You are a published author and have also served as a peer reviewer. Based on your own experience, how do you define a good/well-structured manuscript?
First, a manuscript must address a relevant issue or question or seek to provide insight into a problem of interest. While many manuscripts are targeted to readers and researchers within a specific discipline, a scientific manuscript should generally provide enough detail and context to engage and be understandable to scientists from other fields. If the manuscript is a literature review, the author(s) should seek to synthesize existing work in a novel way or in a more comprehensive manner than has been done previously.
A well-written manuscript generally: sets a clear context for the work and its place within the existing body of research and thought; clearly defines the objectives to be addressed; describes the approach or methodology in a thorough yet concise manner, including methods used to assess the significance of experimental results; presents results in a logical and organized way so that readers can make their own assessments of the findings; and interprets and discusses the results in the context of existing knowledge, with an attempt to expand understanding of the subject. Finally, authors should discuss implications of their findings for current practice and for future research. Organization is key. Each section of the manuscript should contain the appropriate information (e.g., methods in the methods section only, results in the results section). Authors should strive to be concise while not sacrificing important details.
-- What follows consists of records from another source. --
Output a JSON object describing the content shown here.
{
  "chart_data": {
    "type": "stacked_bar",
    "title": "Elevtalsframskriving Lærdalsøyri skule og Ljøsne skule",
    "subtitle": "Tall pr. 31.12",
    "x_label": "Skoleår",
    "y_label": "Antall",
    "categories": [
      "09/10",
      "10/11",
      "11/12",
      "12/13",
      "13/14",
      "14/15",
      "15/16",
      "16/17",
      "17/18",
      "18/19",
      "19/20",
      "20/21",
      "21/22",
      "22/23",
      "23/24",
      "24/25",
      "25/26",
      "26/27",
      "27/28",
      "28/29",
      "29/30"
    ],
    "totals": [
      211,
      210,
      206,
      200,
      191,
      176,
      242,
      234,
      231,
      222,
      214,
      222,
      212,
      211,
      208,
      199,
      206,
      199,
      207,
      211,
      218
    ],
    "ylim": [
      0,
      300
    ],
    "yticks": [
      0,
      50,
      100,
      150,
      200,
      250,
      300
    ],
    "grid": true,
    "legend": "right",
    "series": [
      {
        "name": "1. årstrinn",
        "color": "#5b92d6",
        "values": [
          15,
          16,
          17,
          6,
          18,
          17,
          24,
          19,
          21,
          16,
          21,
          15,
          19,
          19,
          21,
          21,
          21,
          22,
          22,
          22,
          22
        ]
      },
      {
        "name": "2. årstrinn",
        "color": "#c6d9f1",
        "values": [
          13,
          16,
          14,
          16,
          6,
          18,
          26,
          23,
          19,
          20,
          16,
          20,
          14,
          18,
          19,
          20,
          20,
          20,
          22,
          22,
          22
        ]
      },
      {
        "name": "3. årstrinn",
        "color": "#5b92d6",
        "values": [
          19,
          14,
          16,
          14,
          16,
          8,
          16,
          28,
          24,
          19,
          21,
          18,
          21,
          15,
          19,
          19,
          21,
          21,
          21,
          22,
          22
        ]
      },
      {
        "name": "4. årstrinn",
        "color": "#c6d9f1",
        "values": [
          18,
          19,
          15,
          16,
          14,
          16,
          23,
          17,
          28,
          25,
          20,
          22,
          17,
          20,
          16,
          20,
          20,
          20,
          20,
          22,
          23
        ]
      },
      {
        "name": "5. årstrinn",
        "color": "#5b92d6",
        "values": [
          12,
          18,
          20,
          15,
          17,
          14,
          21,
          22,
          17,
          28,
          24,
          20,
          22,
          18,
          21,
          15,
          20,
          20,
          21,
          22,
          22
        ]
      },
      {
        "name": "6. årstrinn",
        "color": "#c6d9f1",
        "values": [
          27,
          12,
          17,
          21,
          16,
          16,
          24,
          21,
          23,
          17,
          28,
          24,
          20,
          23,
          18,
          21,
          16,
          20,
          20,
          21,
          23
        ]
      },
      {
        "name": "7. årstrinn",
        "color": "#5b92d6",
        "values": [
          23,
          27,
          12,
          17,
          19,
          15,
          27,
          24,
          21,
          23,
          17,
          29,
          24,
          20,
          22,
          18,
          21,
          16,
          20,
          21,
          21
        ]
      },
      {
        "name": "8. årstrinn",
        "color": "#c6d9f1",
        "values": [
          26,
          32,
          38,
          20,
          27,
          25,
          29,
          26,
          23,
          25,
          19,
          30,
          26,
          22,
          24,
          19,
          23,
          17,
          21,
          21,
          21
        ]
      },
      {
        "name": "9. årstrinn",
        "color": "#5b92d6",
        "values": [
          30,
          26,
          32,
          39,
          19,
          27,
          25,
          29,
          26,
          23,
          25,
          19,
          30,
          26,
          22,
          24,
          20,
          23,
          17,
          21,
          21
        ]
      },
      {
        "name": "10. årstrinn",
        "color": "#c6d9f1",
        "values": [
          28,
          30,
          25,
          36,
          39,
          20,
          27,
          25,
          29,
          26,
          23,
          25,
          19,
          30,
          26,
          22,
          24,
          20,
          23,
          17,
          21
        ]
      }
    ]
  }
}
You clearly have a busy life. How do you spend your time when you’re not helping authors get published? You have also received a lot of additional training. That sounds interesting. Tell us something about that.
I am an avid rock climber, explorer of nature, reader, and cook. My favorite things to do with my free time include traveling and climbing cliffs, hiking and observing nature, learning, and experimenting in the kitchen.
My additional training focused on methods of assessing wetland habitats using various techniques for sampling vegetation and amphibians. I am especially interested in wetlands because of the diversity of organisms that inhabit them; the interesting adaptations plants, animals, and microbes have for living in these dynamic environments; and the important nutrient-cycling processes that occur in these ecosystems. I am interested in the restoration of degraded ecosystems of all types and in the preservation of existing habitats.
A few words for our clients…
All writers, including editors, need editors. Whether a native English speaker or not, most writers can benefit from a critique of the logic, structure, and clarity of their manuscripts. Although manuscripts may be returned to authors heavily marked up, the intent of the editing process is to support the author's goal of producing a high-quality document. As an editor, I appreciate the opportunity to be involved in shaping publication-worthy documents, and respect the responsibility of doing so.
You, the author, are the foremost authority on your work, and make the final decisions about the structure and content of your manuscript. Each of us, even if we've published many papers, can benefit greatly from having our work reviewed by individuals who are familiar with, yet not immediately involved in, our subject matter. So write on, seek help when needed, and publish so that others can learn from the hard work you have done!